La morosidad empresarial sigue creciendo aunque a menor ritmo

Resultados del estudio IBR de Grant Thornton

 

La morosidad soportada por las empresas españolas aumentó el pasado año respecto al ejercicio 2008 para el 60% de los empresarios y directivos. Según revelan los datos del estudio sobre financiación y morosidad presentado por la firma de servicios profesionales Audihispana Grant Thornton. Estos datos alertan ante la situación que deben soportar la mayoría de las empresas, que ven como las facturas no cobradas van mermando su tesorería.

La tendencia apunta a que a lo largo del año los impagos seguirán aumentando en nuestro país, según manifiestan el 44% de los líderes empresariales consultados. Para José María Fernández, Socio Director General de Audihispana Grant Thornton, “las previsiones reflejan el pesimismo de las empresas, que ven como sus esfuerzos chocan con una morosidad creciente y una demanda cada vez más reducida, todo ello en el marco de fuerte endurecimiento en el acceso a la financiación”. “A pesar de la mayor atención prestada a la gestión del riesgo y del cobro a clientes, si la empresa no logra cobrar de sus clientes difícilmente podrá pagar a sus proveedores, creando un efecto acumulativo que propaga los impagos a un número cada vez mayor de empresas”, concluye Fernández.

Defenderse de los morosos
Para prevenir situaciones de impago Fernández aconseja a las empresas “destinar los recursos necesarios para gestionar y documentar eficientemente sus facturas, reduciendo así las incidencias provocadas por datos incorrectos o desactualizados y creando alertas que impidan seguir vendiendo a crédito a un cliente que tenga deudas pendientes con la empresa” y añade que “también es aconsejable incluir en la factura una serie de cláusulas que especifiquen las consecuencias de retrasarse en el pago, como la aplicación de intereses de demora o el cargo de los costes derivaros de la gestión del cobro”.
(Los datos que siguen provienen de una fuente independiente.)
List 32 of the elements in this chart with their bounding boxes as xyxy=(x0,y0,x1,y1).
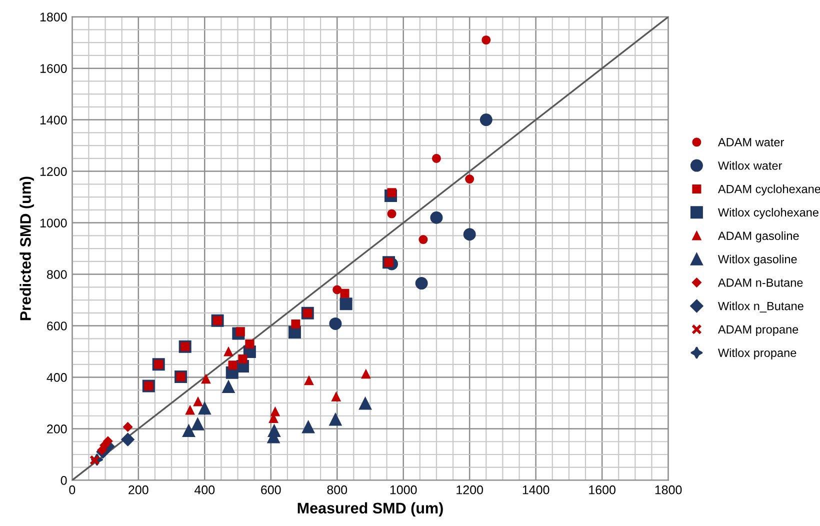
x-tick-label: 200 xyxy=(128,485,148,494)
legend-label: Witlox gasoline xyxy=(718,254,797,266)
x-tick-label: 400 xyxy=(194,485,215,494)
legend-label: Witlox cyclohexane xyxy=(718,208,818,219)
x-tick-label: 1000 xyxy=(390,485,417,494)
y-tick-label: 0 xyxy=(60,476,67,485)
x-axis-title: Measured SMD (um) xyxy=(298,502,443,517)
y-tick-label: 1800 xyxy=(40,12,67,22)
y-tick-label: 1000 xyxy=(40,218,67,228)
y-tick-label: 600 xyxy=(47,322,67,330)
y-tick-label: 200 xyxy=(47,424,67,434)
x-tick-label: 1800 xyxy=(655,485,682,494)
y-tick-label: 400 xyxy=(46,373,67,382)
legend-label: ADAM water xyxy=(718,138,784,146)
legend-label: ADAM n-Butane xyxy=(718,278,803,287)
y-tick-label: 1200 xyxy=(40,167,67,176)
legend-label: Witlox water xyxy=(718,161,782,170)
x-tick-label: 600 xyxy=(261,485,281,494)
y-tick-label: 800 xyxy=(46,270,67,279)
x-tick-label: 800 xyxy=(327,485,348,494)
x-tick-label: 0 xyxy=(69,485,76,494)
y-tick-label: 1400 xyxy=(40,116,67,124)
y-tick-label: 1600 xyxy=(40,64,67,73)
legend-label: Witlox n_Butane xyxy=(718,302,804,312)
legend-label: ADAM cyclohexane xyxy=(718,184,820,196)
x-tick-label: 1400 xyxy=(522,485,550,494)
legend-label: ADAM gasoline xyxy=(718,231,799,242)
x-tick-label: 1200 xyxy=(456,485,484,494)
legend-label: ADAM propane xyxy=(718,325,798,336)
x-tick-label: 1600 xyxy=(589,485,616,494)
legend-label: Witlox propane xyxy=(718,348,796,360)
y-axis-title: Predicted SMD (um) xyxy=(20,176,34,320)
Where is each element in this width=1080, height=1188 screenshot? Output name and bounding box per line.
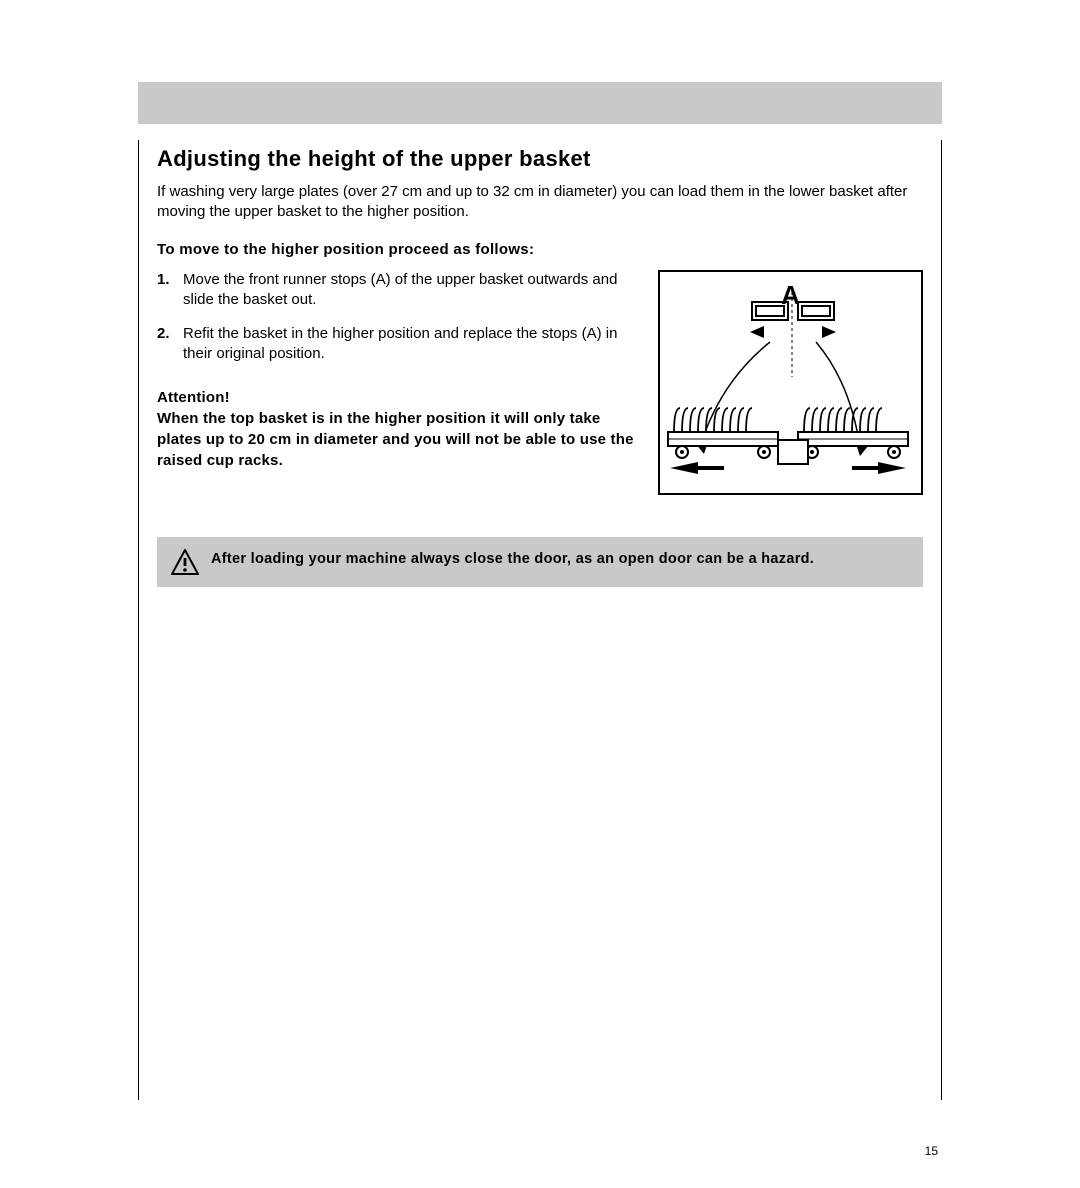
attention-heading: Attention!	[157, 387, 638, 408]
steps-list: Move the front runner stops (A) of the u…	[157, 270, 638, 365]
caution-triangle-icon	[171, 549, 199, 575]
procedure-subheading: To move to the higher position proceed a…	[157, 241, 923, 258]
intro-paragraph: If washing very large plates (over 27 cm…	[157, 182, 923, 223]
page: Adjusting the height of the upper basket…	[0, 0, 1080, 1188]
header-bar	[138, 82, 942, 124]
diagram-label: A	[781, 280, 800, 311]
step-item: Refit the basket in the higher position …	[157, 324, 638, 365]
attention-body: When the top basket is in the higher pos…	[157, 408, 638, 471]
two-column-row: Move the front runner stops (A) of the u…	[157, 270, 923, 495]
left-column: Move the front runner stops (A) of the u…	[157, 270, 638, 471]
attention-block: Attention! When the top basket is in the…	[157, 387, 638, 471]
content-frame: Adjusting the height of the upper basket…	[138, 140, 942, 1100]
section-title: Adjusting the height of the upper basket	[157, 140, 923, 172]
warning-text: After loading your machine always close …	[211, 549, 814, 569]
warning-box: After loading your machine always close …	[157, 537, 923, 587]
page-number: 15	[925, 1144, 938, 1158]
step-item: Move the front runner stops (A) of the u…	[157, 270, 638, 311]
diagram: A	[658, 270, 923, 495]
La falta de financiación y de demanda alimentan los impagos
La recuperación de la capacidad de pago de las empresas estará supeditada a la activación de sus ventas y de su capacidad para financiarse. Sin embargo, según el estudio de Grant Thornton realizado a empresas españolas entre 100 y 500 empleados, las perspectivas auguran pocos cambios, con un 42% de la clase empresarial española que asegura que las restricciones de acceso a la financiación continuarán en niveles próximos a los de 2009, año en el que un 32,5% de las empresas consultadas experimentaron una disminución en las concesiones de créditos a corto plazo y el 24% a largo plazo, comportamiento similar al experimentado por otras fuentes de financiación externa como el factoring o las ayudas a las empresas, que disminuyeron un 17% y 19% respectivamente.

Los principales escollos que encuentran las empresas españolas para su crecimiento son la falta de demanda (43%) y los problemas de financiación: escasez de capital circulante (41%), restricción de financiación a largo plazo (39%) y coste de la financiación (32%).